Venezuela : la victoire controversée de Maduro à l’élection présidentielle

Dimanche 20 mai 2018, Nicolas Maduro est proclamé vainqueur de la présidentielle au Venezuela. Alors qu’il a obtenu près de 70 % des voix, son élection est contestée par l’opposition et fait l’objet d’une condamnation internationale presque unanime. En effet, les électeurs ont reçu une prime en échange de leur vote.

Seize millions de Vénézuéliens étaient appelés à voter dimanche à la présidentielle anticipée dont Nicolas Maduro était le grand favori, bien que 75 % des habitants du pays désapprouvent sa présidence, lassés par les pénuries de nourriture, de médicaments, d’eau, d’électricité, de transports et la hausse de l’insécurité et de l’inflation.

Mais le processus électoral est controversé. Henri Falcon, principal adversaire de Nicolas Maduro, et l’opposant Javier Bertucci, pasteur évangélique, ont accusé le camp présidentiel d’exercer un "chantage" au vote et un "contrôle social" sur les citoyens : "On est en train de manipuler gravement le vote", a déclaré Javier Bertucci.

De son côté, Henri Falcon a affirmé, lors d’une conférence de presse : "C’est jouer avec la faim de nos compatriotes […]. Nous ne reconnaissons pas ce processus électoral, pour nous, il n’y a pas eu d’élection. Une nouvelle élection doit être organisée au Venezuela." Il a en effet exigé la tenue d’une nouvelle élection avant la fin de l’année.

Un vote, une récompense

Le gouvernement est accusé de faire pression sur les électeurs avec un système de "points rouges". En pratique, les électeurs étaient invités à présenter leur "carnet de la patrie"(créé par le système Maduro) dans les tentes baptisées "points rouges", qui est une carte avec un code qui contient toutes les données sociales de son propriétaire.

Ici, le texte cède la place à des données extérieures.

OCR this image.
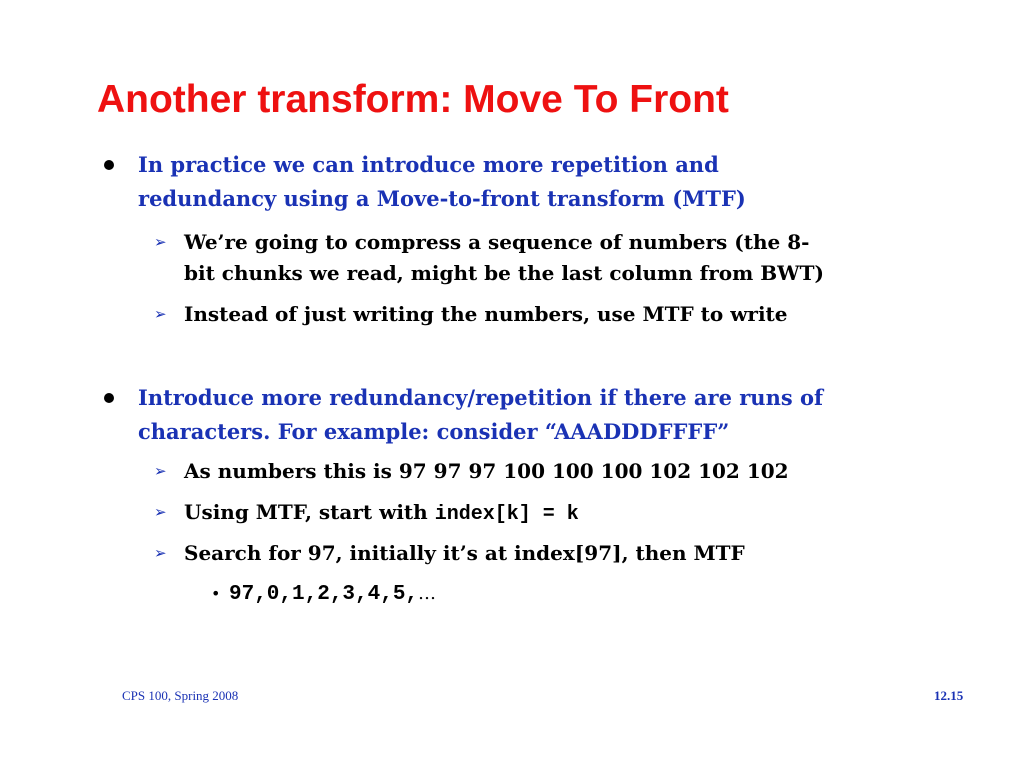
Another transform: Move To Front
In practice we can introduce more repetition and
redundancy using a Move-to-front transform (MTF)
➢ We’re going to compress a sequence of numbers (the 8-
bit chunks we read, might be the last column from BWT)
➢ Instead of just writing the numbers, use MTF to write
Introduce more redundancy/repetition if there are runs of
characters. For example: consider “AAADDDFFFF”
➢ As numbers this is 97 97 97 100 100 100 102 102 102
➢ Using MTF, start with index[k] = k
➢ Search for 97, initially it’s at index[97], then MTF
• 97,0,1,2,3,4,5,…
CPS 100, Spring 2008	12.15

En présentant cette carte dans les stands "points rouges", les électeurs ont pu toucher un bon donnant droit à une aide, selon Le Monde. Et même si rien ne prouve à quel candidat le vote de l’électeur est allé, la pression imposée par ce système est telle qu’il est impensable pour un votant de ne pas donner sa voix à Nicolas Maduro.

D’après Henri Falcon, les électeurs auraient reçu un virement de 10 millions de bolivars (environ 100 euros) après avoir voté. Et ce ne sont pas moins de 12 711 stands "points rouges" qui ont été installés dans tout le Venezuela, "ce qui représente 87,6 % des 14 000 bureaux de vote", affirme M. Falcon, selon France Soir.

Maduro accusé de saper la démocratie

En plus de l’opposition, les États-Unis, l’Union européenne, le groupe de Lima et une alliance de 14 pays d’Amérique et des Caraïbes rejettent ce scrutin qu’ils n’estiment pas légitime. L’Union européenne et la Colombie ont notamment affirmé qu’elles ne reconnaîtraient pas les résultats de cette élection.

En proie à la chute des cours du pétrole, le Venezuela a été meurtri au printemps 2017 par une vague de manifestations qui exigeaient le départ de Nicolas Maduro et avaient fait au moins 125 morts. La population subit toujours aujourd’hui une crise aiguë et lutte pour survivre.